With all the crazy goings on in the world we all need a few moments to get happy. While this column is more than willing to acknowledge the intersection between sport and politics and believes that they are exorbitantly linked, that does not belie the fact that sport also acts as a place for community and catharsis. Keeping this week simple and focusing on the brighter side.
Let’s get happy.
Happiness Is…Steamrolling. Much has been made of the power differential that Toyota has compared to its counterparts in the Cup series. Some pundits have questioned how Toyota has gotten so much better than everyone else and believe that NASCAR may be playing favorites. (One response to that is: Wasn’t Hendrick Motorsports the preferred team of NASCAR? When did things change? Was there an email or tweet?) The example cited is that Ford, specifically Penske, got rapped for a penalty this year and hasn’t been the same since.

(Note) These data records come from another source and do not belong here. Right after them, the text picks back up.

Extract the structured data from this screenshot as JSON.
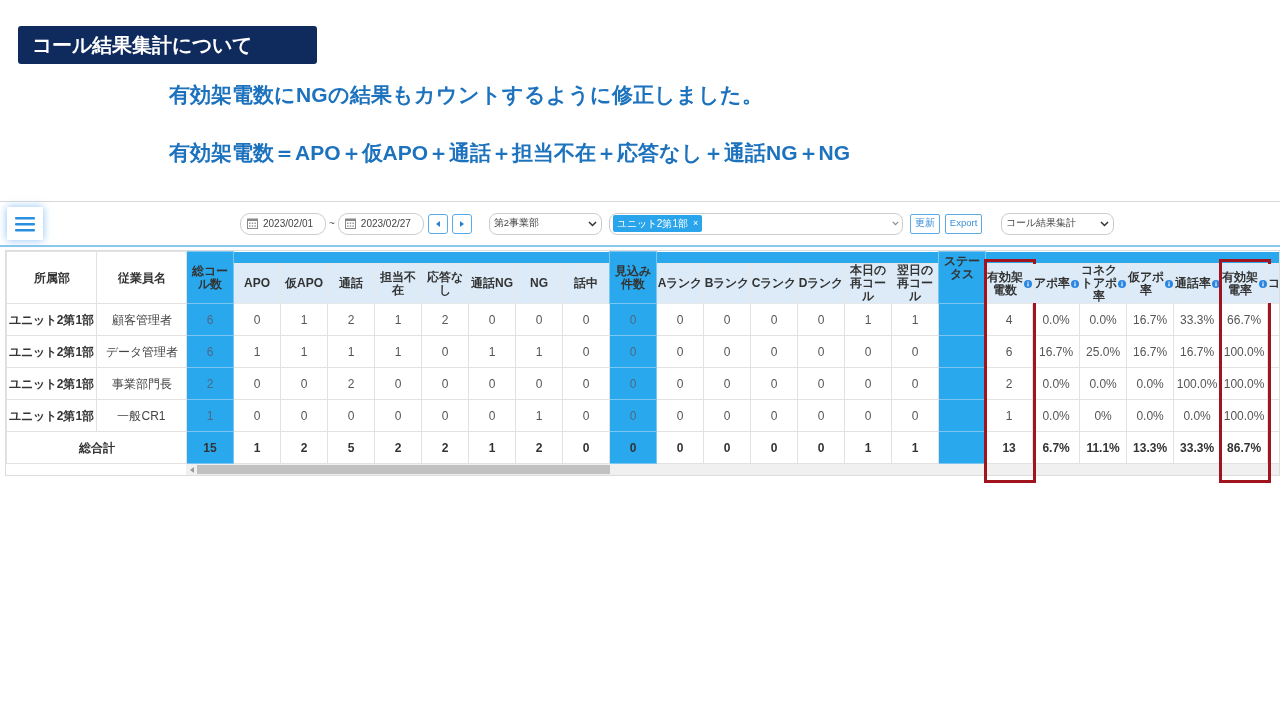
{
  "slide": {
    "title": "コール結果集計について",
    "notes": [
      "有効架電数にNGの結果もカウントするように修正しました。",
      "有効架電数＝APO＋仮APO＋通話＋担当不在＋応答なし＋通話NG＋NG"
    ]
  },
  "toolbar": {
    "date_from": "2023/02/01",
    "range_separator": "~",
    "date_to": "2023/02/27",
    "department": "第2事業部",
    "unit_tags": [
      "ユニット2第1部"
    ],
    "tag_remove": "×",
    "buttons": [
      "更新",
      "Export"
    ],
    "report": "コール結果集計"
  },
  "table": {
    "columns": [
      {
        "label": "所属部",
        "kind": "label"
      },
      {
        "label": "従業員名",
        "kind": "label"
      },
      {
        "label": "総コール数",
        "kind": "accent"
      },
      {
        "label": "APO",
        "kind": "metric"
      },
      {
        "label": "仮APO",
        "kind": "metric"
      },
      {
        "label": "通話",
        "kind": "metric"
      },
      {
        "label": "担当不在",
        "kind": "metric"
      },
      {
        "label": "応答なし",
        "kind": "metric"
      },
      {
        "label": "通話NG",
        "kind": "metric"
      },
      {
        "label": "NG",
        "kind": "metric"
      },
      {
        "label": "話中",
        "kind": "metric"
      },
      {
        "label": "見込み件数",
        "kind": "accent"
      },
      {
        "label": "Aランク",
        "kind": "metric"
      },
      {
        "label": "Bランク",
        "kind": "metric"
      },
      {
        "label": "Cランク",
        "kind": "metric"
      },
      {
        "label": "Dランク",
        "kind": "metric"
      },
      {
        "label": "本日の再コール",
        "kind": "metric"
      },
      {
        "label": "翌日の再コール",
        "kind": "metric"
      },
      {
        "label": "ステータス",
        "kind": "status"
      },
      {
        "label": "有効架電数",
        "kind": "rate",
        "highlighted": true
      },
      {
        "label": "アポ率",
        "kind": "rate",
        "highlighted": false
      },
      {
        "label": "コネクトアポ率",
        "kind": "rate",
        "highlighted": false
      },
      {
        "label": "仮アポ率",
        "kind": "rate",
        "highlighted": false
      },
      {
        "label": "通話率",
        "kind": "rate",
        "highlighted": false
      },
      {
        "label": "有効架電率",
        "kind": "rate",
        "highlighted": true
      },
      {
        "label": "コ",
        "kind": "cut"
      }
    ],
    "rows": [
      {
        "cells": [
          "ユニット2第1部",
          "顧客管理者",
          "6",
          "0",
          "1",
          "2",
          "1",
          "2",
          "0",
          "0",
          "0",
          "0",
          "0",
          "0",
          "0",
          "0",
          "1",
          "1",
          "",
          "4",
          "0.0%",
          "0.0%",
          "16.7%",
          "33.3%",
          "66.7%"
        ]
      },
      {
        "cells": [
          "ユニット2第1部",
          "データ管理者",
          "6",
          "1",
          "1",
          "1",
          "1",
          "0",
          "1",
          "1",
          "0",
          "0",
          "0",
          "0",
          "0",
          "0",
          "0",
          "0",
          "",
          "6",
          "16.7%",
          "25.0%",
          "16.7%",
          "16.7%",
          "100.0%"
        ]
      },
      {
        "cells": [
          "ユニット2第1部",
          "事業部門長",
          "2",
          "0",
          "0",
          "2",
          "0",
          "0",
          "0",
          "0",
          "0",
          "0",
          "0",
          "0",
          "0",
          "0",
          "0",
          "0",
          "",
          "2",
          "0.0%",
          "0.0%",
          "0.0%",
          "100.0%",
          "100.0%"
        ]
      },
      {
        "cells": [
          "ユニット2第1部",
          "一般CR1",
          "1",
          "0",
          "0",
          "0",
          "0",
          "0",
          "0",
          "1",
          "0",
          "0",
          "0",
          "0",
          "0",
          "0",
          "0",
          "0",
          "",
          "1",
          "0.0%",
          "0%",
          "0.0%",
          "0.0%",
          "100.0%"
        ]
      }
    ],
    "total": {
      "label": "総合計",
      "cells": [
        "15",
        "1",
        "2",
        "5",
        "2",
        "2",
        "1",
        "2",
        "0",
        "0",
        "0",
        "0",
        "0",
        "0",
        "1",
        "1",
        "",
        "13",
        "6.7%",
        "11.1%",
        "13.3%",
        "33.3%",
        "86.7%"
      ]
    }
  }
}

Ok, sure, could be argued. That notion ignores the fact that Toyota was garbage to start the year or that the company may have spent more man hours improving their product or that perhaps they have more talent behind the wheel. This contemplation, however, is missing out on a key component.
The teams driving Toyotas still have to go out and perform, from the drivers to the crew chiefs to the pit crews. All it takes are simple mistakes and speed no longer matters – as seen when Kyle Busch botched his race at Chicago to start off the playoffs, taking him from contending for a win to racing for a lucky dog pass.

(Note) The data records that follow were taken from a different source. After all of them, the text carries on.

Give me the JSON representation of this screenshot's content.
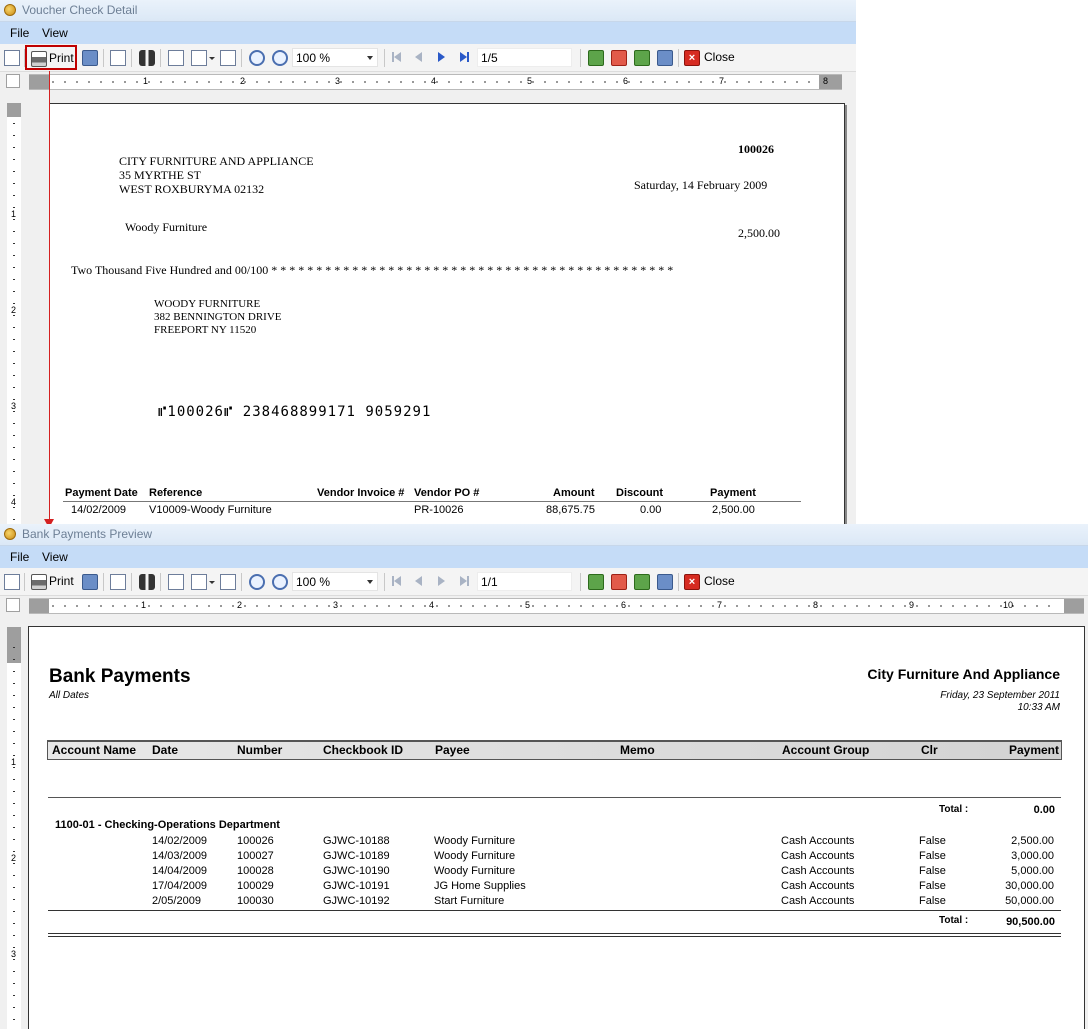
{
  "voucher_window": {
    "title": "Voucher Check Detail",
    "menu": [
      "File",
      "View"
    ],
    "toolbar": {
      "print_label": "Print",
      "zoom": "100 %",
      "page": "1/5",
      "close_label": "Close"
    },
    "ruler_numbers": [
      "1",
      "2",
      "3",
      "4",
      "5",
      "6",
      "7",
      "8"
    ],
    "vruler_numbers": [
      "1",
      "2",
      "3",
      "4"
    ],
    "check": {
      "number": "100026",
      "company_lines": [
        "CITY FURNITURE AND APPLIANCE",
        "35 MYRTHE ST",
        "WEST ROXBURYMA 02132"
      ],
      "date": "Saturday, 14 February 2009",
      "payee": "Woody Furniture",
      "amount": "2,500.00",
      "amount_words": "Two Thousand Five Hundred and 00/100 * * * * * * * * * * * * * * * * * * * * * * * * * * * * * * * * * * * * * * * * * * * * *",
      "address_lines": [
        "WOODY FURNITURE",
        "382 BENNINGTON DRIVE",
        "FREEPORT NY 11520"
      ],
      "micr": "⑈100026⑈ 238468899171 9059291",
      "detail_headers": {
        "payment_date": "Payment Date",
        "reference": "Reference",
        "vendor_invoice": "Vendor Invoice #",
        "vendor_po": "Vendor PO #",
        "amount": "Amount",
        "discount": "Discount",
        "payment": "Payment"
      },
      "detail_row": {
        "payment_date": "14/02/2009",
        "reference": "V10009-Woody Furniture",
        "vendor_invoice": "",
        "vendor_po": "PR-10026",
        "amount": "88,675.75",
        "discount": "0.00",
        "payment": "2,500.00"
      }
    }
  },
  "bank_window": {
    "title": "Bank Payments Preview",
    "menu": [
      "File",
      "View"
    ],
    "toolbar": {
      "print_label": "Print",
      "zoom": "100 %",
      "page": "1/1",
      "close_label": "Close"
    },
    "ruler_numbers": [
      "1",
      "2",
      "3",
      "4",
      "5",
      "6",
      "7",
      "8",
      "9",
      "10"
    ],
    "vruler_numbers": [
      "1",
      "2",
      "3"
    ],
    "report": {
      "title": "Bank Payments",
      "subtitle": "All Dates",
      "company": "City Furniture And Appliance",
      "date": "Friday, 23 September 2011",
      "time": "10:33 AM",
      "headers": {
        "account_name": "Account Name",
        "date": "Date",
        "number": "Number",
        "checkbook_id": "Checkbook ID",
        "payee": "Payee",
        "memo": "Memo",
        "account_group": "Account Group",
        "clr": "Clr",
        "payment": "Payment"
      },
      "first_total_label": "Total :",
      "first_total_value": "0.00",
      "group_name": "1100-01 - Checking-Operations Department",
      "rows": [
        {
          "date": "14/02/2009",
          "number": "100026",
          "checkbook": "GJWC-10188",
          "payee": "Woody Furniture",
          "group": "Cash Accounts",
          "clr": "False",
          "payment": "2,500.00"
        },
        {
          "date": "14/03/2009",
          "number": "100027",
          "checkbook": "GJWC-10189",
          "payee": "Woody Furniture",
          "group": "Cash Accounts",
          "clr": "False",
          "payment": "3,000.00"
        },
        {
          "date": "14/04/2009",
          "number": "100028",
          "checkbook": "GJWC-10190",
          "payee": "Woody Furniture",
          "group": "Cash Accounts",
          "clr": "False",
          "payment": "5,000.00"
        },
        {
          "date": "17/04/2009",
          "number": "100029",
          "checkbook": "GJWC-10191",
          "payee": "JG Home Supplies",
          "group": "Cash Accounts",
          "clr": "False",
          "payment": "30,000.00"
        },
        {
          "date": "2/05/2009",
          "number": "100030",
          "checkbook": "GJWC-10192",
          "payee": "Start Furniture",
          "group": "Cash Accounts",
          "clr": "False",
          "payment": "50,000.00"
        }
      ],
      "total_label": "Total :",
      "total_value": "90,500.00"
    }
  },
  "colors": {
    "menubar": "#c5dcf7",
    "highlight": "#c00000",
    "arrow": "#d42020"
  }
}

Execution is still at the heart of the matter, and the Toyota teams are not only fast but they’re best are executing. Martin Truex Jr. and KyBu are getting the yips out and now just taking over. They’re showing strength as the juggernauts they are favored to be, with Kyle Larson seemingly following in their wake. As for the other teams in the playoffs…they don’t seem like they’ve brought anything new to the fold, and that includes strategy. Right now the favorites are having their way, which makes for interesting entertainment, and it doesn’t matter from what perspective, because it’s compelling.
Happiness Is…F1. The big news surrounding the series, from the American perspective is that ESPN will be taking over F1 broadcasts for 2018. This change comes as a bit of a shock as NBC/NBCSN seemed to have carved out a pleasant niche with the sport and had begun to establish themselves as a de facto Speed channel. With the usual crew of Leigh Diffey, David Hobbs, Steve Matchett, and Will Buxton covering from the pits, the group had an enjoyable, friendly feel to them that may be one of the best racing broadcast teams out there.
So in some ways, this comment is a bittersweet happiness. As the move has been announced, ESPN noted that they will be using the world feed for their broadcasts. Some have taken that statement to mean that ESPN will be using the footage that F1 produces rather than sending their own production crew. It should, however, not be read like that. The sport does not allow for anyone to craft their own broadcasts. Since 2007, the series has been the one supplying the footage through Formula One Management, and that will not be changing.
Instead, Marshall Pruett brought some light to the matter:
Per a contact at ESPN, its 2018 F1 broadcasts will use the commentators and pit reporters supplied by F1 on the world feed. https://t.co/yXz1jSId2D
— Marshall Pruett (@marshallpruett) October 4, 2017
It looks like fans of the NBC crew are out of luck. This aspect of the ESPN deal is rather disappointing but it points to a few things. To start, ESPN apparently has the money to buy the rights but does not intend to spend the money to make the broadcast uniquely their own. For some motorsport fans, that is fantastic news. The second positive to be gleaned is that NBC/NBCSN has laid in place the foundation for the sport’s upswing in the U.S., meaning that ESPN snatched up the product because it’s become valuable. They have followed on that premise by announcing that alongside races and qualifying they’d be airing all practices, something that is not the case currently.
Liberty Media, the new owners of F1 surely see the partnership with ESPN as the best way to grow the much-desired American market. With ESPN’s reach and their commitment to showing all on-track action of the sport the match seems like a positive one going forward. The pairing may have come as a bit of a surprise but the relationship between F1 and ESPN makes all the (dollars) and sense in the world.
Happiness Is…Intensity. It is time to start enjoying the pressure crunch. In the Cup series, four cars have been eliminated and there are now seven races to go. While it seems like Larson, Truex, and Busch are a lock to be in the championship race at Homestead, there is still one spot remaining. The points the first three have accumulated makes them difficult to knock out, so the story now shifts to who will emerge from the morass of the others.
In F1, Lewis Hamilton is starting to drive away from Sebastian Vettel, but all it takes is one DNF and the whole story switches back to a tight battle between the two, and Mercedes and Ferrari. With four races to go, the leaders are facing the same increased pressure as their American counterparts. Now is the time when pressure is supposed to form the best racing. Let’s hope that is the case.